Miller, who uses they/them pronouns, did not feel accepted in their Christian household. Even though Miller knew gay and lesbian adults, they did not feel accepted.
“It’s very important for every LGBT child to have someone there to tell them that it is OK,” Miller said.
Miller, 20, is an assistant instructor at Jordan Schnitzer Museum of Art’s new art summer camp, which is designed to teach basic art skills to transgender and gender non-conforming elementary school children.
Sherri Jones, the JSMA’s education program coordinator and mind behind the camp, said that teaching art to transgender children gives them the chance to explore and develop their identities.
“I hope that the attendees in camp make new friends, and that they learn ways to use art for their own self exploration, because when you’re creating art it’s very personal,” Jones said.
The camp will not focus on transgender artists and themes but will rather on teaching students about a wide-range of art media, said Jones, who cited the often mature themes of such art.
Jones said that she was inspired to start the camp after discussing with family members the discrimination that members of the LGBTQ community encounter.
“I am the parent of a queer young adult,” Jones said. “And because of my amazing child, I’ve met many members of the LGBTQA community as well as members of the transgender community, and it’s really made me aware of the needs of that community.”
According to The Trevor Project, a national suicide prevention nonprofit for LGBTQ youth, 40 percent of transgender adults reported in a survey having attempted suicide, and 92 percent of those individuals reported having attempted suicide before the age of 25.
Jones added that because of her child, she indirectly heard of people who had taken their lives. She said that transgender or gender non-conforming children may not commit suicide if parents can help them feel welcome and part of society.
Support from local community members impressed Jones, who said that several individuals have called her and offered to pay for student scholarships; however, even with the support from community members, enrollment in the camp has not turned out as well as she has hoped.
Jones said that the camp is only a third full, and enrollment in JSMA’s summer camps normally number at about 15 to 20 kids.
The camp’s success should not only be measured by enrollment numbers, said JSMA spokeswoman Debbie Williamson, who added that the relationships formed with transgender advocacy groups and the experiences of students need to be taken into account.
“That’s all laying the groundwork so that we can do this again next year,” Williamson said.

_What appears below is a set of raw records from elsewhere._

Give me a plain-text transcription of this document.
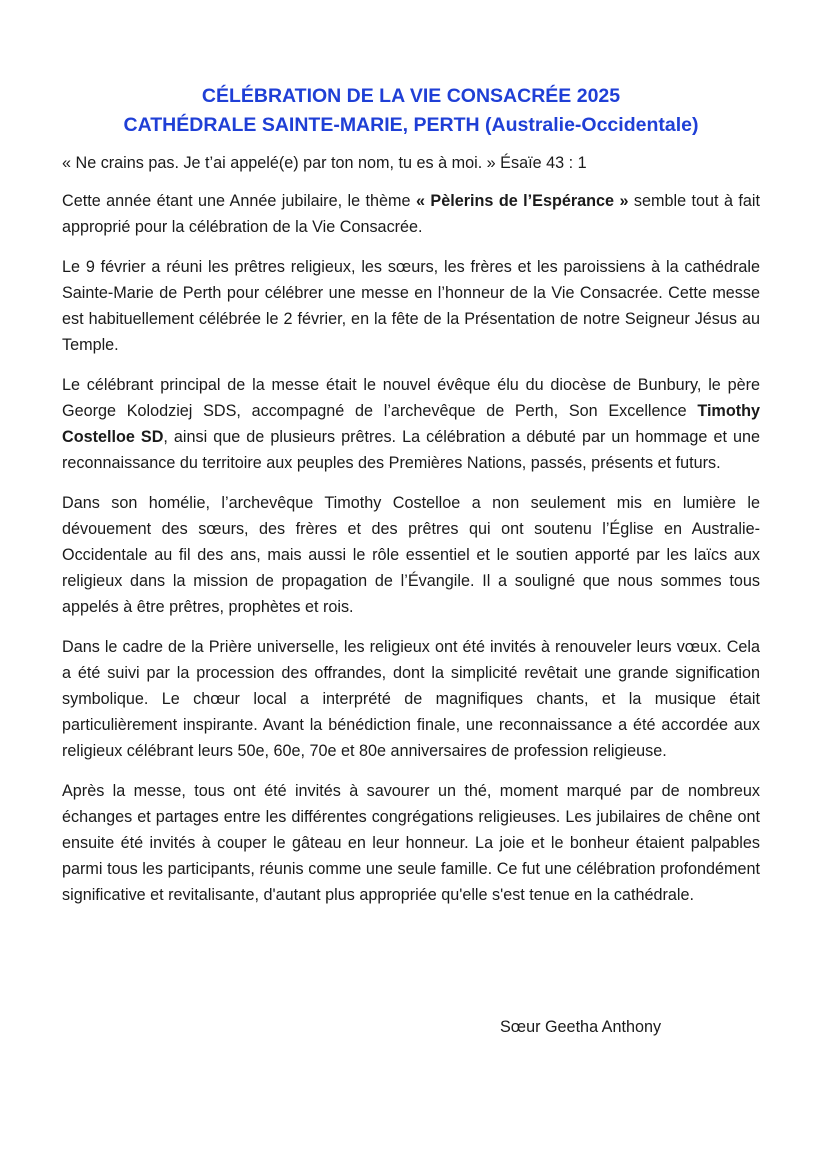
CÉLÉBRATION DE LA VIE CONSACRÉE 2025
CATHÉDRALE SAINTE-MARIE, PERTH (Australie-Occidentale)

« Ne crains pas. Je t’ai appelé(e) par ton nom, tu es à moi. » Ésaïe 43 : 1

Cette année étant une Année jubilaire, le thème « Pèlerins de l’Espérance » semble tout à fait approprié pour la célébration de la Vie Consacrée.

Le 9 février a réuni les prêtres religieux, les sœurs, les frères et les paroissiens à la cathédrale Sainte-Marie de Perth pour célébrer une messe en l’honneur de la Vie Consacrée. Cette messe est habituellement célébrée le 2 février, en la fête de la Présentation de notre Seigneur Jésus au Temple.

Le célébrant principal de la messe était le nouvel évêque élu du diocèse de Bunbury, le père George Kolodziej SDS, accompagné de l’archevêque de Perth, Son Excellence Timothy Costelloe SD, ainsi que de plusieurs prêtres. La célébration a débuté par un hommage et une reconnaissance du territoire aux peuples des Premières Nations, passés, présents et futurs.

Dans son homélie, l’archevêque Timothy Costelloe a non seulement mis en lumière le dévouement des sœurs, des frères et des prêtres qui ont soutenu l’Église en Australie-Occidentale au fil des ans, mais aussi le rôle essentiel et le soutien apporté par les laïcs aux religieux dans la mission de propagation de l’Évangile. Il a souligné que nous sommes tous appelés à être prêtres, prophètes et rois.

Dans le cadre de la Prière universelle, les religieux ont été invités à renouveler leurs vœux. Cela a été suivi par la procession des offrandes, dont la simplicité revêtait une grande signification symbolique. Le chœur local a interprété de magnifiques chants, et la musique était particulièrement inspirante. Avant la bénédiction finale, une reconnaissance a été accordée aux religieux célébrant leurs 50e, 60e, 70e et 80e anniversaires de profession religieuse.

Après la messe, tous ont été invités à savourer un thé, moment marqué par de nombreux échanges et partages entre les différentes congrégations religieuses. Les jubilaires de chêne ont ensuite été invités à couper le gâteau en leur honneur. La joie et le bonheur étaient palpables parmi tous les participants, réunis comme une seule famille. Ce fut une célébration profondément significative et revitalisante, d'autant plus appropriée qu'elle s'est tenue en la cathédrale.

Sœur Geetha Anthony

One of the community groups that the JSMA contacted for advice on how to build the camp’s curriculum is Trans*Ponder, a Eugene non-profit and transgender advocacy group that educates businesses on transgender inclusivity.
“I immediately thought it was important,” said Max Skorodinsky, the Trans*Ponder representative who advised Jones on the camp’s curriculum.
Skorodinsky, who is also a local high school teacher, added that a lack of supportive classroom environments for transgender children may turn them away from expressing their gender identities.
“It’s why I’m an out transgender teacher — because I want my students to know that this is a classroom where they’re fully supported and embraced,” he said.
Right now, enrollment in the camp is limited to elementary school aged children because of declining enrollment of middle school aged students in JSMA’s summer camps and the logistical challenges that come along with a camp that has a wider age range.
Tuition is $300 for a full day of camp (9 a.m. to 4 p.m.) and $150 for a half day of camp (9 a.m. to 12 p.m.), with the discounted tuition for both JSMA members and UO students at $270 and $135, respectively. The camp is still accepting interested students.
A camp that sees many elementary school aged students and only one or two middle school aged students may leave older students feeling isolated, Jones said.
“This program is absolutely necessary to give children the opportunity to see that there is a big community of people like them and that they are safe and valid humans,” Miller said.